Dossier : IMM-10834-24

Référence : 2025 CF 646

[TRADUCTION FRANÇAISE]

Vancouver (Colombie-Britannique), le 8 avril 2025

En présence de madame la juge Aylen

ENTRE :

YASMIN RASAPOOR

ALI TAHMASEBIFARD

demandeurs

et

LE MINISTRE DE LA CITOYENNETÉ ET

DE L’IMMIGRATION

défendeur

JUGEMENT ET MOTIFS

[1] Les demandeurs, qui sont mariés et ont la citoyenneté iranienne, sollicitent le contrôle judiciaire de la décision par laquelle un agent des visas [l’agent] a refusé de leur délivrer les visas de résident temporaire de deux semaines qu’ils avaient demandés pour se rendre au Yukon afin d’y acquérir une entreprise. Ils ont indiqué qu’ils avaient l’intention, pendant leur séjour au Yukon, de rencontrer les propriétaires actuels de l’entreprise et des fonctionnaires territoriaux de l’immigration rattachés au Programme territorial de candidature à l’immigration pour gens d’affaires.

[2] Les demandes de visa de résident temporaire des demandeurs ont été rejetées par lettres datées du 22 avril 2024, dans lesquelles l’agent a déclaré qu’il n’était pas convaincu que les demandeurs répondaient aux exigences de la Loi sur l’immigration et la protection des réfugiés, LC 2001, c 27, et du Règlement sur l’immigration et la protection des réfugiés, DORS/2002-227. Le refus s’appuyait plus précisément sur les raisons suivantes : (i) les demandeurs n’avaient pas de liens familiaux significatifs en dehors du Canada; (ii) l’objet de leur visite au Canada n’était pas compatible avec un séjour temporaire, d’après les détails fournis dans les demandes; (iii) l’agent n’était pas convaincu que les demandeurs avaient un but commercial légitime au Canada.
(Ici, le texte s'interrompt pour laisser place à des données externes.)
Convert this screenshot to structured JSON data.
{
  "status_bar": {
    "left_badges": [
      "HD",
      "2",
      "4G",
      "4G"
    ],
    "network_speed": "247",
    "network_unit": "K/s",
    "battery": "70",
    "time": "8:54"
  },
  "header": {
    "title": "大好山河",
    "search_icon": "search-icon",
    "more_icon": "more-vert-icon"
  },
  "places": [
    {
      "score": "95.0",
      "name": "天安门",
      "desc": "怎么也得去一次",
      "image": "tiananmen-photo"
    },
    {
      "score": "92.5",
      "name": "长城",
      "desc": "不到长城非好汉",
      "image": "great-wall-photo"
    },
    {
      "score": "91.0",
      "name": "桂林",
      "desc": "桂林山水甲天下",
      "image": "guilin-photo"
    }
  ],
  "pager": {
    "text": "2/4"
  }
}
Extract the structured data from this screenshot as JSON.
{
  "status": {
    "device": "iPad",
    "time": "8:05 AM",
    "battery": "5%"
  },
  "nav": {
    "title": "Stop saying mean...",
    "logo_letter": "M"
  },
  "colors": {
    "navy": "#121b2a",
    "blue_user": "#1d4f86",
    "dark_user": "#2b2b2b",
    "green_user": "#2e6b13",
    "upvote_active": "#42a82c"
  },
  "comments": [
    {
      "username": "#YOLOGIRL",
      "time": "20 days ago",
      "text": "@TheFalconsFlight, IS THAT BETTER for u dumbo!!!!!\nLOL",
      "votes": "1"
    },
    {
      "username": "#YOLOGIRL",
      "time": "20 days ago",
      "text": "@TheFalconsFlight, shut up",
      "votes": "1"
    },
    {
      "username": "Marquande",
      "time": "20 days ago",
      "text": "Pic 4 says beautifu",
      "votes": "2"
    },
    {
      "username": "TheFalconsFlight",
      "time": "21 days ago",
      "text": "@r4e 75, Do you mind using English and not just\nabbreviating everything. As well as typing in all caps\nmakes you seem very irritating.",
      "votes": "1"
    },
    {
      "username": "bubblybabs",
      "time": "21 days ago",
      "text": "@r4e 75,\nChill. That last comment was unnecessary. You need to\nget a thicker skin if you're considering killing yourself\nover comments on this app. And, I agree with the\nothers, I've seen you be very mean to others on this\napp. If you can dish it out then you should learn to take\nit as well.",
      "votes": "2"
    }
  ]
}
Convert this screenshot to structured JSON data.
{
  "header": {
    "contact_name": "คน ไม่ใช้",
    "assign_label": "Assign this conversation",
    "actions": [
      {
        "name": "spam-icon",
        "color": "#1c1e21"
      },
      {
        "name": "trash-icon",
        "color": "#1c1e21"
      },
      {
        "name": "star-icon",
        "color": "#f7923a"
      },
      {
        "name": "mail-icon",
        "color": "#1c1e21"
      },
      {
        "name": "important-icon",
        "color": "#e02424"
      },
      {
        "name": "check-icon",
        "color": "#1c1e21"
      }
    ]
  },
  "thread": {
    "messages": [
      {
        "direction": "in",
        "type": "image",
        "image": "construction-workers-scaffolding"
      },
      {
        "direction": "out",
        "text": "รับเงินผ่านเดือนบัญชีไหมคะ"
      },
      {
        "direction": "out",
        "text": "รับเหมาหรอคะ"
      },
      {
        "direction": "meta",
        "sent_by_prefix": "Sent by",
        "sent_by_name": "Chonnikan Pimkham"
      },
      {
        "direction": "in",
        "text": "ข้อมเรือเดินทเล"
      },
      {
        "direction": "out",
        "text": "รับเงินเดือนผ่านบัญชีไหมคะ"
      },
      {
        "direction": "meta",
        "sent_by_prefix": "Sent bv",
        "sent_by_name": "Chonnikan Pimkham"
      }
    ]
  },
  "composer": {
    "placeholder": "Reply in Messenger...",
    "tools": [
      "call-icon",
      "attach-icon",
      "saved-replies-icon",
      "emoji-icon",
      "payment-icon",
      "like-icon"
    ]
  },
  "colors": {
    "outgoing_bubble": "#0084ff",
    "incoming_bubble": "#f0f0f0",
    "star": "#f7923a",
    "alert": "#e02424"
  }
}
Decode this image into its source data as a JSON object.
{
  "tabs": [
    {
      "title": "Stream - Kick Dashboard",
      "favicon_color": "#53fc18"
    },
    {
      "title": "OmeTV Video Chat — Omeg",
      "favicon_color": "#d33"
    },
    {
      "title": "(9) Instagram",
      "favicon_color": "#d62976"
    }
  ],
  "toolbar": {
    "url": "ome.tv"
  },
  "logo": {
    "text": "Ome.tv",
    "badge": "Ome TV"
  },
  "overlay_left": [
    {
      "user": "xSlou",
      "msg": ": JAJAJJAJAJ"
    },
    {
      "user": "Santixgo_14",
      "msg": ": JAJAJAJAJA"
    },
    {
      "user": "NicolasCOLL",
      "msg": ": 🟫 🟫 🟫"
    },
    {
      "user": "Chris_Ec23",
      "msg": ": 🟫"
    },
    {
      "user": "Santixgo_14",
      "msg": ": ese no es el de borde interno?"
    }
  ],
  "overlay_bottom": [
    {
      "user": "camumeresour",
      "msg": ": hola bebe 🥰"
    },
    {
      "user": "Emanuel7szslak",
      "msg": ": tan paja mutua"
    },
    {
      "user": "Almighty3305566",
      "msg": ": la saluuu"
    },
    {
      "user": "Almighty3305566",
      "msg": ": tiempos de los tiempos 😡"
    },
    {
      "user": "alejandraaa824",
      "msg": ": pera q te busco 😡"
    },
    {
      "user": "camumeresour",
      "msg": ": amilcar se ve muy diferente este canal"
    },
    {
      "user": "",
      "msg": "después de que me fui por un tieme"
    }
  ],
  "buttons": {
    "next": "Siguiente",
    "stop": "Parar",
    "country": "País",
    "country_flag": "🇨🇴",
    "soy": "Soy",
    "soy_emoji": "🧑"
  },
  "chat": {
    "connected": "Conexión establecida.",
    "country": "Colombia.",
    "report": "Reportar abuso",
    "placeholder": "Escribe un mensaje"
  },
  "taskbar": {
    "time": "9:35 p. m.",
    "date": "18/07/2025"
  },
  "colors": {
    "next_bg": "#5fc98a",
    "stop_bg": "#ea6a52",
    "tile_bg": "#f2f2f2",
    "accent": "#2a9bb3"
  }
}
[3] L’essentiel de la décision de l’agent figure dans les notes qu’il a consignées dans le Système mondial de gestion des cas [le SMGC], notes qui font partie des motifs de la décision et sont identiques pour les deux demandeurs. Dans les notes du SMGC, on peut lire ce qui suit :

[traduction]

J’ai examiné la demande. Je ne suis pas convaincu que le demandeur quittera le Canada à la fin de son séjour en tant que résident temporaire et je prends note de ce qui suit : l’objet du voyage est commercial et est censé durer deux semaines. Je précise que ce sont les membres de la famille immédiate du demandeur qui l’accompagneraient au Canada, ce qui affaiblit les liens du demandeur avec l’Iran de même que sa motivation à retourner dans ce pays. Le principal but du voyage pour le demandeur est d’effectuer une visite exploratoire au Yukon. L’épouse et les enfants mineurs du demandeur voyageront avec lui. Les antécédents de voyage du demandeur ne sont pas suffisants pour constituer un facteur favorable dans mon évaluation. Le but de la visite ne semble pas raisonnable compte tenu des renseignements donnés dans la demande et, par conséquent, je ne suis pas convaincu que le demandeur quitterait le Canada à la fin de la période de séjour autorisée. Après avoir soupesé les facteurs en jeu dans la présente demande, je ne suis pas convaincu que le demandeur quittera le Canada à la fin de la période de séjour autorisée qui lui est applicable.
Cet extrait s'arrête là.